Lost Girl

Ella era todo lo que una estudiante quiere ser. Era inolvidable como el lunar justo encima de su boca, como creada por un director de cine clásico. Cuando pasaba por el patio todo se paralizaba. Juana era la vieja más linda del colegio, la más pila en la mayoría de materias (aunque odia Química y solo ama Artes en realidad). Si estudiáramos en Estados Unidos, sería la reina del baile de graduación. A ese baile hubiera ido con Rafael, su novio, el man más pinta del colegio, el chacho, el rey del baile de esa graduación. Pero ella desapareció hace algunos días y la extraño mortalmente. Hablo de ella en tiempo pasado porque desde que desapareció es como si se fuera alejando de nosotros; una de las sensaciones más horribles del mundo.
A ella no solo le bastó con ser la más bonita de todas, la más pila. De un tiempo para acá también le dio por ser la más buena, la chica preocupada por los menos favorecidos, la que va a los barrios a donar cosas y a “hacer obras sociales”. ¡Ah! Y combinaba su labor social con la fotografía, porque además de bonita, pila y buena quería ser una gran artista. ¿Por qué lo hacía? ¿Por qué quería ser tan insoportablemente perfecta e interesante?
En el colegio muchos cuchichean cosas de Juana. Que andaba metida en líos por ir a los barrios populares y juntarse con malas amistades. Que todo era una fachada para poder ir allá a “buscar lo que no se le ha perdido”. Que se metió con un profe y les tocaba irse hasta por allá, al último barrio de la ciudad, para no ser vistos. Me mato la cabeza preguntándome en qué andaría. J no es la misma de hace un año. Éramos las mejores amigas, inseparables y sinceras. Ella cambió, y aunque sus embarradas hicieron que nos distanciáramos y llegué a creer que ya no la quería más, hoy me doy cuenta que en realidad la quería más que nunca.
Ahora Juana está desaparecida y todos la buscamos en cada esquina de la vida.
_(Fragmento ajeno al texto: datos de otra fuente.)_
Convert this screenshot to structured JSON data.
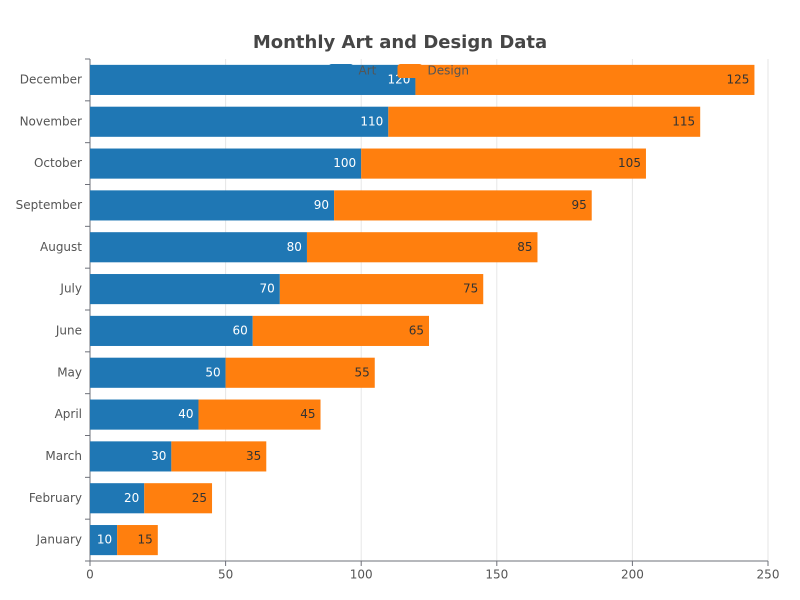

Muero de solo pensar que le pudo pasar algo malo. Nos merecemos poder seguir peleando en persona, descubrir si podemos reconciliarnos. No nos merecemos estar separadas sin saber dónde está ella, pero sobre todo por qué no está aquí. ¿Por qué Juana no está aquí?

Por las fotos que nos tomábamos en mi cuarto probándonos ropa que no nos quedaba; por las veces que te abracé mientras llorabas por tu primera decepción en el amor; por las miles de veces que me prestabas para comprar onces y olvidabas la deuda al día siguiente; por todas nuestras peleas con final feliz; por las veces que fuiste rabona conmigo y me rompiste el corazón; por las veces en las que te admiré por todo lo que eres, porque siendo tan bonita querías ser mi amiga; por hacerte odiar; por quitarme a la primera persona que me gustó en la vida; por tu lunar, que es como una estrella negra que todos observamos; porque te fuiste y debes volver o morimos; por lo que más quieras, regresa.